Sunday, April 13, 2014

Movie review - "The Final Programme" (1973) **1/2

Remember when Jon Finch was a movie star? It wasn't for long but in the early 1970s he got to play leads for Polanski, Hitchcock and here Robert Fuest, coming off The Abominable Dr Phibes. This was not a box office success, but has developed a cult, as a long of ambitious-but-not-very-well-executed-sci-fi tends to do.

It's based on a novel by Michael Moorcock, which I've never read - he's done a bunch of them about a secret agent/adventurer Jerry Cornelius. The film opens with the funeral of Cornelius' father who was a scientist working on some top secret program. Other scientists want to get their hands on it and enlist Cornelius to help.

That brief synopsis makes the movie sound easier to follow than it actually is : for the most part this is very confusing, and I kept having to refer to websites to get my head around what I was watching. There's a bisexual scientist, some other scientists, Finch's sweeter-than-thou sister and dirtbag brother,  and Finch and Runacre combining into a caveman. The look of the film is fascinating - it's slightly futuristic a la Clockwork Orange, with some way out sets and costumes: there's mud wrestling, wacky nightclubs.
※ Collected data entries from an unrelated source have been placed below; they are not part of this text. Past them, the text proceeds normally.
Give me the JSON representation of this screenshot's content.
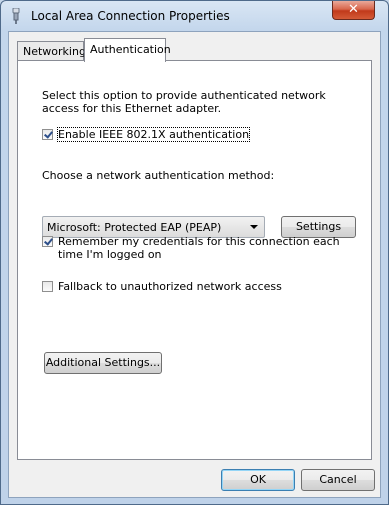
{
  "window": {
    "title": "Local Area Connection Properties",
    "close_glyph": "✕"
  },
  "tabs": [
    {
      "label": "Networking"
    },
    {
      "label": "Authentication",
      "selected": true
    }
  ],
  "auth": {
    "description": "Select this option to provide authenticated network access for this Ethernet adapter.",
    "enable_8021x": {
      "label": "Enable IEEE 802.1X authentication",
      "checked": true
    },
    "method_label": "Choose a network authentication method:",
    "method_value": "Microsoft: Protected EAP (PEAP)",
    "settings_label": "Settings",
    "remember_credentials": {
      "label_line1": "Remember my credentials for this connection each",
      "label_line2": "time I'm logged on",
      "checked": true
    },
    "fallback": {
      "label": "Fallback to unauthorized network access",
      "checked": false
    },
    "additional_settings_label": "Additional Settings..."
  },
  "footer": {
    "ok_label": "OK",
    "cancel_label": "Cancel"
  }
}
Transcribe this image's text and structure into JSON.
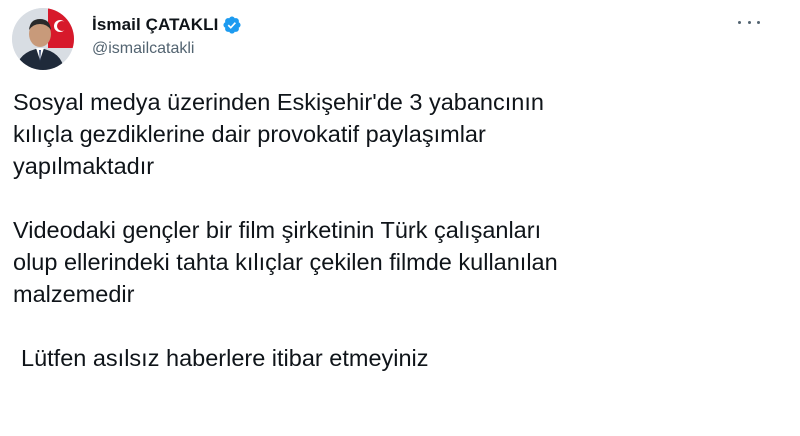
{
  "author": {
    "display_name": "İsmail ÇATAKLI",
    "handle": "@ismailcatakli",
    "verified_icon": "verified-badge-icon",
    "accent_color": "#1d9bf0"
  },
  "more_icon": "more-options-icon",
  "tweet": {
    "paragraphs": [
      [
        "Sosyal medya üzerinden Eskişehir'de 3 yabancının",
        "kılıçla gezdiklerine dair provokatif paylaşımlar",
        "yapılmaktadır"
      ],
      [
        "Videodaki gençler bir film şirketinin Türk çalışanları",
        "olup ellerindeki tahta kılıçlar çekilen filmde kullanılan",
        "malzemedir"
      ],
      [
        "Lütfen asılsız haberlere itibar etmeyiniz"
      ]
    ]
  }
}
Jenny Runacre is a lot of fun as Miss Brunner, Finch is a lot more lively here than in many of his other films, and there's some choice support from the likes of Patrick Magee, Sterling Hayden and Hugh Griffith. And while it's confusion at least it tries to be smart. I found it more interesting than I thought it would be if only because it was so insane. David Puttnam was executive producer and this is completely unlike anything else he ever made.